Una sonrisa abierta y franca surgió en el rostro de Boluarte.

—Vaya, Alberto. Qué buena noticia me das. ¿Sabes algo? La visita que más espero y la que me hace más ilusión es la del papa.

Una pequeña vena empezó a latir en la sien derecha de Otárola.

—¿La visita al papa?

—Sí —dice Boluarte, todavía sonriente—. Ya viste que algunos medios estuvieron poniendo en duda que el santo padre me reciba. ¿Te imaginas? ¿Cómo si fuéramos tan torpes de anunciar una visita oficial al Vaticano sin tenerla ya confirmada?

Ahora el ojo izquierdo del premier empezó a pestañear al ritmo de la vena saltarina. Se vuelve a reacomodar los lentes y carraspea un par de veces.

—Señora presidenta, hay algo que debe saber.

—Dime, Alberto.

—Bueno, mire, la Cancillería hizo todos los llamados necesarios. Yo mismo he estado monitoreando el tema de la visita al papa.

—Lo sé, Alberto. Yo te pedí que lo hicieras.

—Claro, lo recuerdo.

—¿Qué es lo que debo saber? ¿Hay algún problema con la visita al papa?

—Solo uno.

—¿Cuál?

—El papa no sabe que usted va a ir.

Las facciones de Boluarte se agravaron de golpe, como si acabara de probar algo de sabor muy amargo.

—Alberto —dice Boluarte, casi atildando cada sílaba—. Tú me dijiste que no había problemas con el viaje.

Otárola puso sus manos con las palmas arriba. Parecía estar a punto de rezar, o pedir clemencia. O ambas.

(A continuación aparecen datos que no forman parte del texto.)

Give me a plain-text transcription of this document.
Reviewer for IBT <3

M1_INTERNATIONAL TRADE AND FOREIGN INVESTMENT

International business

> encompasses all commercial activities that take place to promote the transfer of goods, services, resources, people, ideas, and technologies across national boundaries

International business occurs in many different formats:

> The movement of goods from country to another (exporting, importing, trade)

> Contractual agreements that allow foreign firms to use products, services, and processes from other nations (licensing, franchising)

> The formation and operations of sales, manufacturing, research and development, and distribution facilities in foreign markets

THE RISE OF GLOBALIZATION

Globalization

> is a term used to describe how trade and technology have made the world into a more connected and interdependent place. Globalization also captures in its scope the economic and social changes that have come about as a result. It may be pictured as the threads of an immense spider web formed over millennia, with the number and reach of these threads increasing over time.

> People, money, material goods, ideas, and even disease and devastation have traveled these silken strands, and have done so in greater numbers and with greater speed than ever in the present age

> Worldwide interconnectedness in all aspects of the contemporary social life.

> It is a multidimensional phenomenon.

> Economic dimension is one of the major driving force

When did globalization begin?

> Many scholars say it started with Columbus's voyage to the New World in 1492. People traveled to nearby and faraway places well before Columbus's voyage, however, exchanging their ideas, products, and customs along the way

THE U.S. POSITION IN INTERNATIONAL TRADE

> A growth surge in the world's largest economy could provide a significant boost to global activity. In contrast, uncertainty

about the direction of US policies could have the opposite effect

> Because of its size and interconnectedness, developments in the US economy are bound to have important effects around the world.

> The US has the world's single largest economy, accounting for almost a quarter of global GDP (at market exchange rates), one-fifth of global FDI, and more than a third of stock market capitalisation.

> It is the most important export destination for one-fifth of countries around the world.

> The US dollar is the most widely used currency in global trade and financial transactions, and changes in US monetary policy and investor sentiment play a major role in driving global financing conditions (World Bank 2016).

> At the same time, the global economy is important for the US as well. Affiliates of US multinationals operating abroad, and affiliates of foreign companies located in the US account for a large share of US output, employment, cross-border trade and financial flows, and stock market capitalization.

—No, señora presidenta. Yo le dije que todo lo del viaje al Vaticano ya está arreglado, pero no le dije nada del papa.

—¿Puedes decirme qué vamos a hacer si el papa no me recibe?

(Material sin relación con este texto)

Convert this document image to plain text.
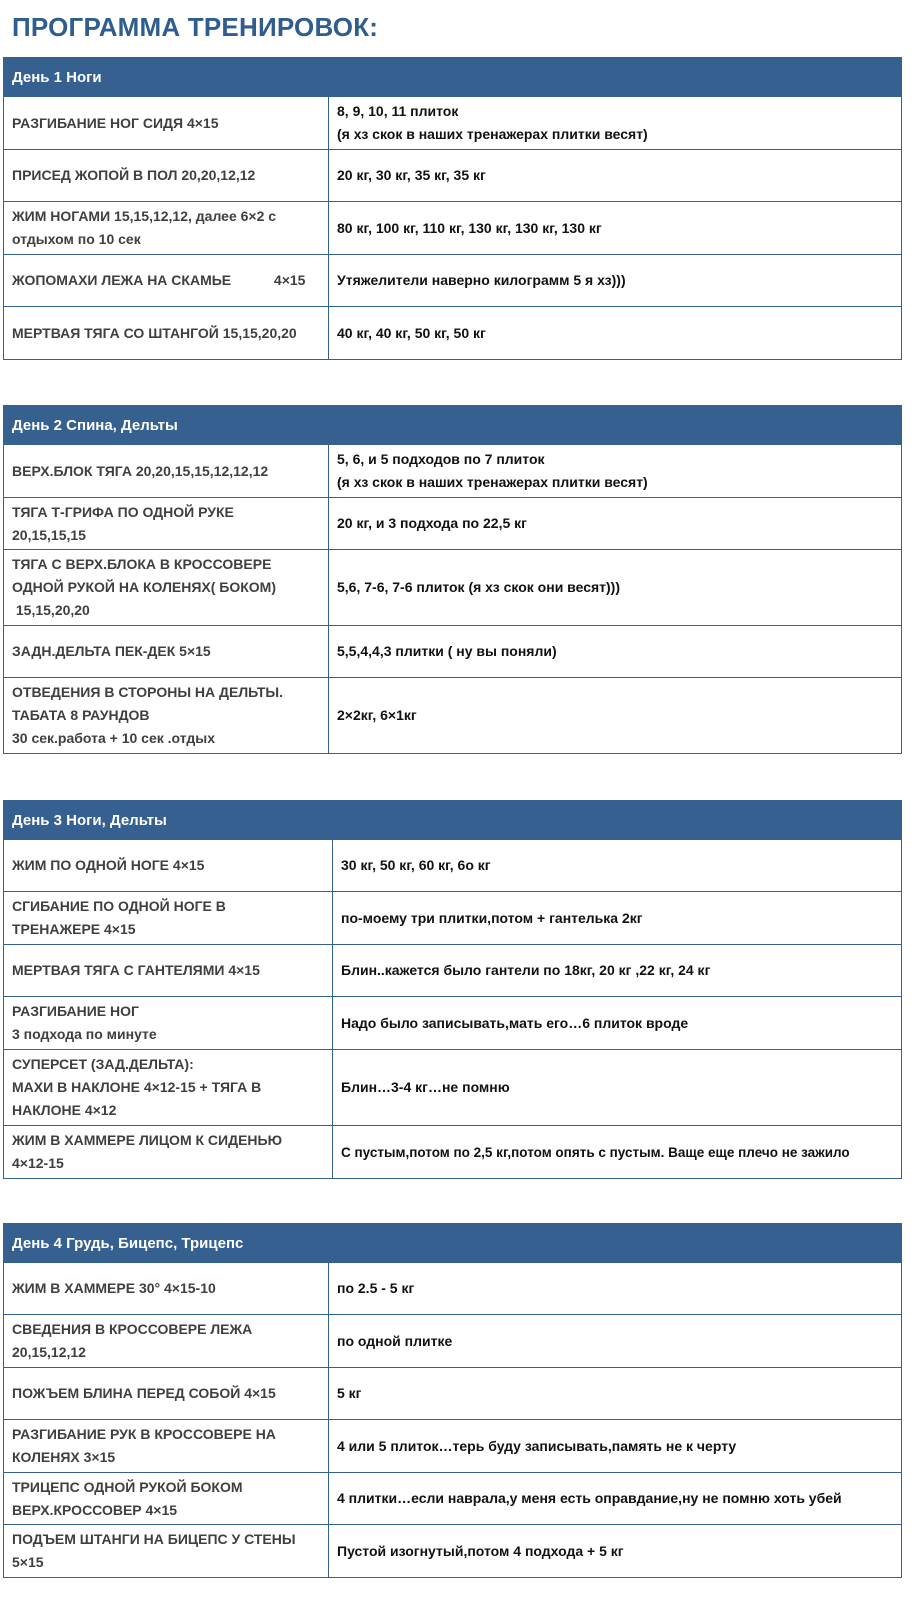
ПРОГРАММА ТРЕНИРОВОК:
День 1 Ноги	

РАЗГИБАНИЕ НОГ СИДЯ 4×15	8, 9, 10, 11 плиток
(я хз скок в наших тренажерах плитки весят)

ПРИСЕД ЖОПОЙ В ПОЛ 20,20,12,12	20 кг, 30 кг, 35 кг, 35 кг

ЖИМ НОГАМИ 15,15,12,12, далее 6×2 с
отдыхом по 10 сек	80 кг, 100 кг, 110 кг, 130 кг, 130 кг, 130 кг

ЖОПОМАХИ ЛЕЖА НА СКАМЬЕ           4×15	Утяжелители наверно килограмм 5 я хз)))

МЕРТВАЯ ТЯГА СО ШТАНГОЙ 15,15,20,20	40 кг, 40 кг, 50 кг, 50 кг
День 2 Спина, Дельты	

ВЕРХ.БЛОК ТЯГА 20,20,15,15,12,12,12	5, 6, и 5 подходов по 7 плиток
(я хз скок в наших тренажерах плитки весят)

ТЯГА Т-ГРИФА ПО ОДНОЙ РУКЕ
20,15,15,15	20 кг, и 3 подхода по 22,5 кг

ТЯГА С ВЕРХ.БЛОКА В КРОССОВЕРЕ
ОДНОЙ РУКОЙ НА КОЛЕНЯХ( БОКОМ)
15,15,20,20	5,6, 7-6, 7-6 плиток (я хз скок они весят)))

ЗАДН.ДЕЛЬТА ПЕК-ДЕК 5×15	5,5,4,4,3 плитки ( ну вы поняли)

ОТВЕДЕНИЯ В СТОРОНЫ НА ДЕЛЬТЫ.
ТАБАТА 8 РАУНДОВ
30 сек.работа + 10 сек .отдых	2×2кг, 6×1кг
День 3 Ноги, Дельты	

ЖИМ ПО ОДНОЙ НОГЕ 4×15	30 кг, 50 кг, 60 кг, 6о кг

СГИБАНИЕ ПО ОДНОЙ НОГЕ В
ТРЕНАЖЕРЕ 4×15	по-моему три плитки,потом + гантелька 2кг

МЕРТВАЯ ТЯГА С ГАНТЕЛЯМИ 4×15	Блин..кажется было гантели по 18кг, 20 кг ,22 кг, 24 кг

РАЗГИБАНИЕ НОГ
3 подхода по минуте	Надо было записывать,мать его…6 плиток вроде

СУПЕРСЕТ (ЗАД.ДЕЛЬТА):
МАХИ В НАКЛОНЕ 4×12-15 + ТЯГА В
НАКЛОНЕ 4×12	Блин…3-4 кг…не помню

ЖИМ В ХАММЕРЕ ЛИЦОМ К СИДЕНЬЮ
4×12-15	С пустым,потом по 2,5 кг,потом опять с пустым. Ваще еще плечо не зажило
День 4 Грудь, Бицепс, Трицепс	

ЖИМ В ХАММЕРЕ 30° 4×15-10	по 2.5 - 5 кг

СВЕДЕНИЯ В КРОССОВЕРЕ ЛЕЖА
20,15,12,12	по одной плитке

ПОЖЪЕМ БЛИНА ПЕРЕД СОБОЙ 4×15	5 кг

РАЗГИБАНИЕ РУК В КРОССОВЕРЕ НА
КОЛЕНЯХ 3×15	4 или 5 плиток…терь буду записывать,память не к черту

ТРИЦЕПС ОДНОЙ РУКОЙ БОКОМ
ВЕРХ.КРОССОВЕР 4×15	4 плитки…если наврала,у меня есть оправдание,ну не помню хоть убей

ПОДЪЕМ ШТАНГИ НА БИЦЕПС У СТЕНЫ
5×15	Пустой изогнутый,потом 4 подхода + 5 кг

—Hay que tener fe —dice Otárola.

—Qué tiene que ver la fe aquí —dice Boluarte—. Estamos hablando del papa. Olvídate de la fe.

El premier achina los ojos y se alza de hombros.

—Vamos, Alberto. Tú sabes a lo que me refiero.

—Sí, no se preocupe. Mire, le prometo que voy a poner todo mi empeño en que se concrete su audiencia con el papa.

Boluarte asiente. Trata de contenerse, pero no puede evitar volverse a rascar la cabeza.

—Ahora, claro está —continúa Otárola—, si por algún motivo de fuerza mayor…

—No, Alberto —dice Boluarte—. No lo digas ni como posibilidad. Yo me voy a reunir con el papa porque me voy a reunir con el papa. ¿De acuerdo?

—Yo estoy de acuerdo, señora presidenta, pero usted sabe que…

—No, no sé, ni quiero saber.

En ese momento, ante el silencio de ambos, se puede escuchar sus respiraciones. Momentos después, la presidenta Boluarte pregunta si hay algún otro asunto por tratar. Otárola se apresura en decir que no, aunque tiene una lista de temas pendientes. Sin embargo, en ese instante su prioridad es salir del despacho y tomar un poco de aire.

Preocupado porque, de un momento a otro, su futuro ha quedado atado a la agenda y los humos papales, el premier sale de Palacio de Gobierno. Cruza la pista, llega al bar Cordano y pide un café. De golpe, una luz de esperanza lo alcanza: el fútbol. Si el jueves 12 la selección de fútbol derrota a Chile, de visita, y luego, el martes 17, hace lo propio contra Argentina, de local, a nadie, ni siquiera a la propia presidenta, le importará si se produjo o no la visita al papa. Cogió la taza de café y dio un sorbo. Antes dependía del papa. Ahora de Reynoso.

Vaya, después de todo sí es cuestión de fe.


El texto es ficticio; por tanto, nada corresponde a la realidad: ni los personajes, ni las situaciones, ni los diálogos, ni quizá el autor. Sin embargo, si usted encuentra en él algún parecido con hechos reales, ¡qué le vamos a hacer!